ATLANTA – Legislation to increase the limit on commercial truck weights in Georgia cleared a state House committee Thursday over the objections of local government officials, traffic safety advocates, and the Georgia Department of Transportation.
The House Transportation Committee approved the bill 18-11 following an afternoon-long hearing that lasted more than five hours.
House Bill 189 would raise the legal limit on commercial truck weights in Georgia from 80,000 pounds to 90,000.
In reality, trucks weighing up to 95,000 pounds already are being allowed in the Peach State under an emergency order Gov. Brian Kemp signed nearly three years ago at the beginning of the pandemic, said Rep. Steven Meeks, R-Screven, the bill’s chief sponsor.
While truck weights have been a contentious issue the General Assembly has debated for years, supporters said the three years of experience with the emergency order are good reason to approve higher truck weights permanently.

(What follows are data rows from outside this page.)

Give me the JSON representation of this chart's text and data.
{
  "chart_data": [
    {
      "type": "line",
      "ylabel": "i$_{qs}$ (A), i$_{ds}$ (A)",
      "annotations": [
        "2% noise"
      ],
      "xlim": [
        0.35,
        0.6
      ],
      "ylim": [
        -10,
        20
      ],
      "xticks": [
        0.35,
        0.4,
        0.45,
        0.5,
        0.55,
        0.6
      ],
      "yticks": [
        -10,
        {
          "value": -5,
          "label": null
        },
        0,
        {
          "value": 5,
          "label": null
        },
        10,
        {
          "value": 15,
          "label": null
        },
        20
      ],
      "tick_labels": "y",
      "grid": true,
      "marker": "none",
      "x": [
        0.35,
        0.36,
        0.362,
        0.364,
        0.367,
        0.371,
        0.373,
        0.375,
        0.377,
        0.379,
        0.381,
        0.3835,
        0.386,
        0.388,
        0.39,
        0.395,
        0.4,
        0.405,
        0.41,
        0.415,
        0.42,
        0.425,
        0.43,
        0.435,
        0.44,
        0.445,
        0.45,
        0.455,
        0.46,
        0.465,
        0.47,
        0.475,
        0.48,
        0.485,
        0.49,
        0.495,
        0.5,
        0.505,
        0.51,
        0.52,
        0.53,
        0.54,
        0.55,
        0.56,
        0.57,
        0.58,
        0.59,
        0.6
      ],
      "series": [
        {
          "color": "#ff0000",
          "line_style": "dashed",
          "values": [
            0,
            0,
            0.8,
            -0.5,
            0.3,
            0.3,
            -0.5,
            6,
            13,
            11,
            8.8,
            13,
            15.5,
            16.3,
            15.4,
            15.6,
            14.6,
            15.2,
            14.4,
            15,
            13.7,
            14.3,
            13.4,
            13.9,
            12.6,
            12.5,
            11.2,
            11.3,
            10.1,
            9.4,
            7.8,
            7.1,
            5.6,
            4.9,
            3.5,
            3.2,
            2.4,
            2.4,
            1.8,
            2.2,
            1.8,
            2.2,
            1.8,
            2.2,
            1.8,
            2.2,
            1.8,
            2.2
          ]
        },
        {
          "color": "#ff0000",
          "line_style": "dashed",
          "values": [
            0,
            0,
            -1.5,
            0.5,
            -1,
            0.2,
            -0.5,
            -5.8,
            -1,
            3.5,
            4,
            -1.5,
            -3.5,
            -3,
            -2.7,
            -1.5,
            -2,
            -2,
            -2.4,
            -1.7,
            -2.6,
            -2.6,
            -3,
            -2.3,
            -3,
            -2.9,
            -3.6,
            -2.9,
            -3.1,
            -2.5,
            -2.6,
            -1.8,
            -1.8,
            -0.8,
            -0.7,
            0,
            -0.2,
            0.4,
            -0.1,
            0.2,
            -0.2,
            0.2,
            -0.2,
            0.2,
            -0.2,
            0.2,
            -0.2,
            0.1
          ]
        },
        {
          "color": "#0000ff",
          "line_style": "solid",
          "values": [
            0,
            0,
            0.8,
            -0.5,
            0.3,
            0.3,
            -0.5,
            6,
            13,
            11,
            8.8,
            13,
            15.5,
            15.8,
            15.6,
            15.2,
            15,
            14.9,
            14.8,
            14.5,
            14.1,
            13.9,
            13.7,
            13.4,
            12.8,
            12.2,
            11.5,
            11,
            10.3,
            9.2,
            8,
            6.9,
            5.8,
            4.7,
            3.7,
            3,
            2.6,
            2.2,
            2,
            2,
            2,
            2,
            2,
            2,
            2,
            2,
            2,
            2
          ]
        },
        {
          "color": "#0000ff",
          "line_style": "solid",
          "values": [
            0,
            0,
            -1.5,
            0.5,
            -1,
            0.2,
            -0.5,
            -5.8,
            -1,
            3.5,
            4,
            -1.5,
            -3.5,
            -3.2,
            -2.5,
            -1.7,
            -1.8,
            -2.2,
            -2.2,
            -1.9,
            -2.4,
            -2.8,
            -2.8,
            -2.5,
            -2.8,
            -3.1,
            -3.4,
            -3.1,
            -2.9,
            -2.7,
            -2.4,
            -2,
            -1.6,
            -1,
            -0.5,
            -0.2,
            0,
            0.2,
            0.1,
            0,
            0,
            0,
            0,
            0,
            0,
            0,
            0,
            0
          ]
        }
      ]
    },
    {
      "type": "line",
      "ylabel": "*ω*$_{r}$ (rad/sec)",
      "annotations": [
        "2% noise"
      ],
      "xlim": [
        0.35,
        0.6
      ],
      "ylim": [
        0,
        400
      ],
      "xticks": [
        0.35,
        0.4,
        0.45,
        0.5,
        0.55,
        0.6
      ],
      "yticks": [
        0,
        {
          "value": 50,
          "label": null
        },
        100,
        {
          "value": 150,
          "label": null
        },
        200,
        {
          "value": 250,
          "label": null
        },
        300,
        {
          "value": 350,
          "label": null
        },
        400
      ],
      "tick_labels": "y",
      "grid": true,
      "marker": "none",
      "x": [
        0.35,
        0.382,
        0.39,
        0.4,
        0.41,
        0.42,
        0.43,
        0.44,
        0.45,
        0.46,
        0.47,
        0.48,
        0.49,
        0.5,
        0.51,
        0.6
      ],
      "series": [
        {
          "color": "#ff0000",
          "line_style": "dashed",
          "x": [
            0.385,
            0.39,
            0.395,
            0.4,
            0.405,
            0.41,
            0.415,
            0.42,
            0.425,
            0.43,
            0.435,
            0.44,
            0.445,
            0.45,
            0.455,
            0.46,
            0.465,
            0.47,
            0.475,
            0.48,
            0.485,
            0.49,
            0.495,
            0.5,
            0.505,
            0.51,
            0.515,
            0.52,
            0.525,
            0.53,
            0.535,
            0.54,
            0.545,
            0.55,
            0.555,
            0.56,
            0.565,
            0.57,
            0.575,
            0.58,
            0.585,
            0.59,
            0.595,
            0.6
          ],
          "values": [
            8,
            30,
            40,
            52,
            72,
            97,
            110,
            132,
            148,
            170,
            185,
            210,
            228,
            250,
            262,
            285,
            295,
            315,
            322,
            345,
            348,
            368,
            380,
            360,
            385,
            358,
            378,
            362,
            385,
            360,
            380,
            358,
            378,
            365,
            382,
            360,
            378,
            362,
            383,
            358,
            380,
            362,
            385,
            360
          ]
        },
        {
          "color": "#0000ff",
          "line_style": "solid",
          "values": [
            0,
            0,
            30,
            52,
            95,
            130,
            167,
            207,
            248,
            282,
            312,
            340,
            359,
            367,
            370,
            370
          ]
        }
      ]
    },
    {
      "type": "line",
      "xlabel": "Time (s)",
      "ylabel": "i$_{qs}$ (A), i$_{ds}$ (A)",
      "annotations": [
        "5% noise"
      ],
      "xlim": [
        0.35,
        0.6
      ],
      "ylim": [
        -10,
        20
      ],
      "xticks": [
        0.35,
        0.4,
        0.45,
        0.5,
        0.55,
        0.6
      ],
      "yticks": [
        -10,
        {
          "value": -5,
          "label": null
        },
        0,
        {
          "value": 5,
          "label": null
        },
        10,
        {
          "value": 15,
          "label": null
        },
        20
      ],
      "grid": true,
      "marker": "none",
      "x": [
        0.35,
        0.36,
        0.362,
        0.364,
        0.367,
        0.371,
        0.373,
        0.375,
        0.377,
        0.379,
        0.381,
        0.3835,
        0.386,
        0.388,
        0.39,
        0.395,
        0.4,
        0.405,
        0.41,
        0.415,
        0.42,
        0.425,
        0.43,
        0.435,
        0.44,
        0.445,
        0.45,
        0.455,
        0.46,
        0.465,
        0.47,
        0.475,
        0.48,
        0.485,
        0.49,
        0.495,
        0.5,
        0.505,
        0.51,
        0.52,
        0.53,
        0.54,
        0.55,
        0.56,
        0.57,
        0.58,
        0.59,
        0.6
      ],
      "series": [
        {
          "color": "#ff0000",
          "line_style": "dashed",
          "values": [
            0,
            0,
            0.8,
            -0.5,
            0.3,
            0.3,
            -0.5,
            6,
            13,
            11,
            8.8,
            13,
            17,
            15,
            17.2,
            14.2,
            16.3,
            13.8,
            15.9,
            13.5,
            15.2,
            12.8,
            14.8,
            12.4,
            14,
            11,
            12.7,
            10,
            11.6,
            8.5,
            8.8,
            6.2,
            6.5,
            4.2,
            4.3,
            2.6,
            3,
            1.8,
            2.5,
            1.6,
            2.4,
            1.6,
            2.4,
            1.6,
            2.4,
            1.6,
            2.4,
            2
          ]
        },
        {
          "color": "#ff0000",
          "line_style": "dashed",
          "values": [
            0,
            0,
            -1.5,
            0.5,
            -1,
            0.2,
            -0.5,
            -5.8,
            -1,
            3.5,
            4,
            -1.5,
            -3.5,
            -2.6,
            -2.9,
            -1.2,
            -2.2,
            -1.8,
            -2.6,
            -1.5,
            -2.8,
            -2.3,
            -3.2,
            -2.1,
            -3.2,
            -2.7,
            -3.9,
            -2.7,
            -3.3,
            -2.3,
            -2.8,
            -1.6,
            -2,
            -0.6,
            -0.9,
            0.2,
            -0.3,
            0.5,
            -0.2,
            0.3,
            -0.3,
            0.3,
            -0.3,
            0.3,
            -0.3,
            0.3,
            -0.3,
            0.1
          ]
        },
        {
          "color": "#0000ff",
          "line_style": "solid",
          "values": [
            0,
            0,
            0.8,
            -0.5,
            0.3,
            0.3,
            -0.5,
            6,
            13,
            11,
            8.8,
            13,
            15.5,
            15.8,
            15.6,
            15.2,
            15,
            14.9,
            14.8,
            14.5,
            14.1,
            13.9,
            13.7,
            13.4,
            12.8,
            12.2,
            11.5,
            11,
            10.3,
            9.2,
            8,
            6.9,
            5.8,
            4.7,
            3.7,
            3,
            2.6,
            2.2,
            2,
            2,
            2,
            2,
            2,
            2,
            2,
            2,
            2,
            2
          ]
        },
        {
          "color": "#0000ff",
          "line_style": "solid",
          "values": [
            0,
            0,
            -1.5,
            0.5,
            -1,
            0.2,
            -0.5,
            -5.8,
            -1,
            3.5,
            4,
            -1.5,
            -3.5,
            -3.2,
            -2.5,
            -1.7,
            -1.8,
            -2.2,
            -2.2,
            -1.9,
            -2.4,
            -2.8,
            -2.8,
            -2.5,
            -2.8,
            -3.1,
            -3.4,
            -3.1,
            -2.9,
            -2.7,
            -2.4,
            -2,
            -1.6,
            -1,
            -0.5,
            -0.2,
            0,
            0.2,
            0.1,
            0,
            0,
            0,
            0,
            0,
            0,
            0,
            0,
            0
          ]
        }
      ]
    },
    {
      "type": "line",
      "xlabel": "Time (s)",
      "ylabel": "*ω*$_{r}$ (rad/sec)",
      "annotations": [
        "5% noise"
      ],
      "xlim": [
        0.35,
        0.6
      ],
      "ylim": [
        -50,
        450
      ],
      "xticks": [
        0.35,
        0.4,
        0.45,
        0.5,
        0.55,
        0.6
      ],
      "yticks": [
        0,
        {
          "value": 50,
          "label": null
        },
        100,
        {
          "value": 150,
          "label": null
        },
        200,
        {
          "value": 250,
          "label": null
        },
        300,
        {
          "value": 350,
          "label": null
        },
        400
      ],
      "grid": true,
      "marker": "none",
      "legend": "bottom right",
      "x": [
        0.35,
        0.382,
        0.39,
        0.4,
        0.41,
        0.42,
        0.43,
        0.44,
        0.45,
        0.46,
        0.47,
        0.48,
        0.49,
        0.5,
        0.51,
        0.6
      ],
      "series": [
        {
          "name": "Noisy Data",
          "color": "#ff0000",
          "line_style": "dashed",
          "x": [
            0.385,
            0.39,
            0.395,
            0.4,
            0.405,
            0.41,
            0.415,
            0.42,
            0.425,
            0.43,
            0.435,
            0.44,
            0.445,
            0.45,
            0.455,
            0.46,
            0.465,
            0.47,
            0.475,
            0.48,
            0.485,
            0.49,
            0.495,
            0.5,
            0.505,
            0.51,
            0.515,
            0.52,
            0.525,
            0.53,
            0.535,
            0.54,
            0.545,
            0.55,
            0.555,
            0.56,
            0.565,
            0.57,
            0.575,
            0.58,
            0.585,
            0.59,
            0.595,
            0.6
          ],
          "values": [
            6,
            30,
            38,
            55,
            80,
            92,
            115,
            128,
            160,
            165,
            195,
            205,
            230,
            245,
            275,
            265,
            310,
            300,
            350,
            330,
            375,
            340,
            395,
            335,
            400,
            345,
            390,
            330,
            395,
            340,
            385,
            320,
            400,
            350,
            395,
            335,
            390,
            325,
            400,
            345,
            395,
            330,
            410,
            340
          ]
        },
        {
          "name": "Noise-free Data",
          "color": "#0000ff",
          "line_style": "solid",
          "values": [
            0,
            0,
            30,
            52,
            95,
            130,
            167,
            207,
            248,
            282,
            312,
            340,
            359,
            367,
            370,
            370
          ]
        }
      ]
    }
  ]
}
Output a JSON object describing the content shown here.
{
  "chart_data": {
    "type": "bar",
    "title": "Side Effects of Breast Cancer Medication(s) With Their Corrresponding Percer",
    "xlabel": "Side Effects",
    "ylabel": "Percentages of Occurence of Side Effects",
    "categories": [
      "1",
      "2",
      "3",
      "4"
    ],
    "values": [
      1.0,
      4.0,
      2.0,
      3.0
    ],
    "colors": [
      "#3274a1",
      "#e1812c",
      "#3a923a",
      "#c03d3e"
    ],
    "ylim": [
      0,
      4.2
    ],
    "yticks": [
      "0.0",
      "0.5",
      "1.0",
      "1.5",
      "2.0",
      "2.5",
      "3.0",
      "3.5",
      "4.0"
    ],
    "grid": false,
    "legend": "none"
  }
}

“We’ve been doing this,” former Georgia Rep. Chad Nimmer, a board member at the Georgia Forestry Association, told the committee. “We’re at a unique time because we have evidence now.”
A coalition of Georgia’s agriculture and timber industries support the bill.
Will Bentley, president of the Georgia Agribusiness Council, said the proposed increases in truck weights would let farmers move their products on fewer trucks, saving 172,000 truck trips per year, according to a University of Georgia study.
Fewer truck trips translate into savings for local businesses, said Toby McDowell, who runs a logging company in Butts County.
“I’m one of the few people who can say the pandemic saved my business,” he said.